Fossilized tick found in amber indicates Lyme disease is older than human race

Veterinary professionals are no strangers to the stealthy spirochete Borrelia burgdorferi-but the discovery of spirochete-like cells in a 15-million-year-old amber-encased tick reveals that the bacteria have been lurking around long before humans walked the Earth.

The discovery was made by George Poinar Jr., a paleoentomologist, parasitologist and one of the world's leading experts on plant and animal life forms found preserved in amber. In fact, you may remember the amber-encased mosquito in the plot of the wildly popular Michael Crichton novel and movie Jurassic Park. Poinar's early research is said to have inspired the story.

Photo courtesy of Oregon State University

In a 2014 paper published in Historical Biology, Poinar and researchers from Oregon State University (OSU) studied four Amblyomma tick larvae encased in 15- to 20-million-year-old amber from the Dominican Republic. Each larva was examined for the presence of internal microbes, and one specimen contained large numbers of spirochete-like cells, which most closely resemble those of the present-day Borrelia species, in the hemocoel and lumen of the alimentary tract. This is the oldest fossil evidence of ticks associated with such bacteria.

"Ticks and the bacteria they carry are very opportunistic," says Poinar, also a professor emeritus in the Department of Integrative Biology of the OSU College of Science. "Ticks are a more important insect vector of disease than mosquitoes. It's likely that many ailments in human history for which doctors had no explanation have been caused by tick-borne disease."

Much like their modern-day counterparts, ancient ticks probably picked up spirochetes when they took blood meals from infected animals. And while there were many possible spirochete-harboring hosts in the area where this study's juvenile tick probably lived, Poinar believes it's more likely that the spirochetes were passed to the tick from its mother, in a process called vertical transmission. Poinar points to the fact that the young tick didn't appear to have any blood in its gut, so he and his researchers could not be certain it had indeed fed.

The bacterium was granted its own genus and named Palaeoborrelia dominicana.
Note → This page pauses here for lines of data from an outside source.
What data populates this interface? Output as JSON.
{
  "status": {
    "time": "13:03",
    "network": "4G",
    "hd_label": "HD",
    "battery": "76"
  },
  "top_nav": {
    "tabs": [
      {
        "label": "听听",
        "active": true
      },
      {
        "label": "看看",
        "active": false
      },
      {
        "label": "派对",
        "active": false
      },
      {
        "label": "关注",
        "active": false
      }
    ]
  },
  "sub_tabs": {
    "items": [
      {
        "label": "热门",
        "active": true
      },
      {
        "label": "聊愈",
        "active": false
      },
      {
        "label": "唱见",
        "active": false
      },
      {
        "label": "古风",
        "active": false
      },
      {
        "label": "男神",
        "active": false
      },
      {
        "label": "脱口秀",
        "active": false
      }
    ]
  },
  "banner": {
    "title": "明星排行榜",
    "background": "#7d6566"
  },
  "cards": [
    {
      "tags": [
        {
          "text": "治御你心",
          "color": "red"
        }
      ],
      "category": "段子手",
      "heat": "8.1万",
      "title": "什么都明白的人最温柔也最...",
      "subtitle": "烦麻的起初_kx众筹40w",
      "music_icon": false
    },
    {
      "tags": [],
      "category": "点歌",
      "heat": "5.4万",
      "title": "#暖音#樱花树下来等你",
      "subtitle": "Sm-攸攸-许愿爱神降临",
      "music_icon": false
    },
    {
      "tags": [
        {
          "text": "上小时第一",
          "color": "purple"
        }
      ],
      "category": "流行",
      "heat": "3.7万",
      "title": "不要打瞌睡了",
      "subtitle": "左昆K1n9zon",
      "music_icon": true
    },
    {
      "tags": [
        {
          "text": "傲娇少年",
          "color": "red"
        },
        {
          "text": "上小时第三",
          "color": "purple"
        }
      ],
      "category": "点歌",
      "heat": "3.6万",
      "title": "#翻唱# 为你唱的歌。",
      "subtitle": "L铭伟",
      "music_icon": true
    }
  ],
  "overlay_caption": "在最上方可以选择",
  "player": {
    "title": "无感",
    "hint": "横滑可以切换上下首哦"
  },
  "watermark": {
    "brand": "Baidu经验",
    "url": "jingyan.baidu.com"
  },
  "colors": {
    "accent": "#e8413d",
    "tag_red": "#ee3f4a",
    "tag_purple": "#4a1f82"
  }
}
While it is impossible to know how closely the ancestral spirochetes relate to modern Borrelia, its location within the tick's alimentary tract indicate clear ties.

Poinar is confident his discovery also has modern implications. "Paleoentomology is a powerful tool to learn about early lineages of insect vectors and also early lineages of pathogens that the vectors carried going back to 100 million years. It shows that pathogens are very ancient and have co-evolved with their hosts over millions of years, which makes them so widespread and difficult to control today," he says.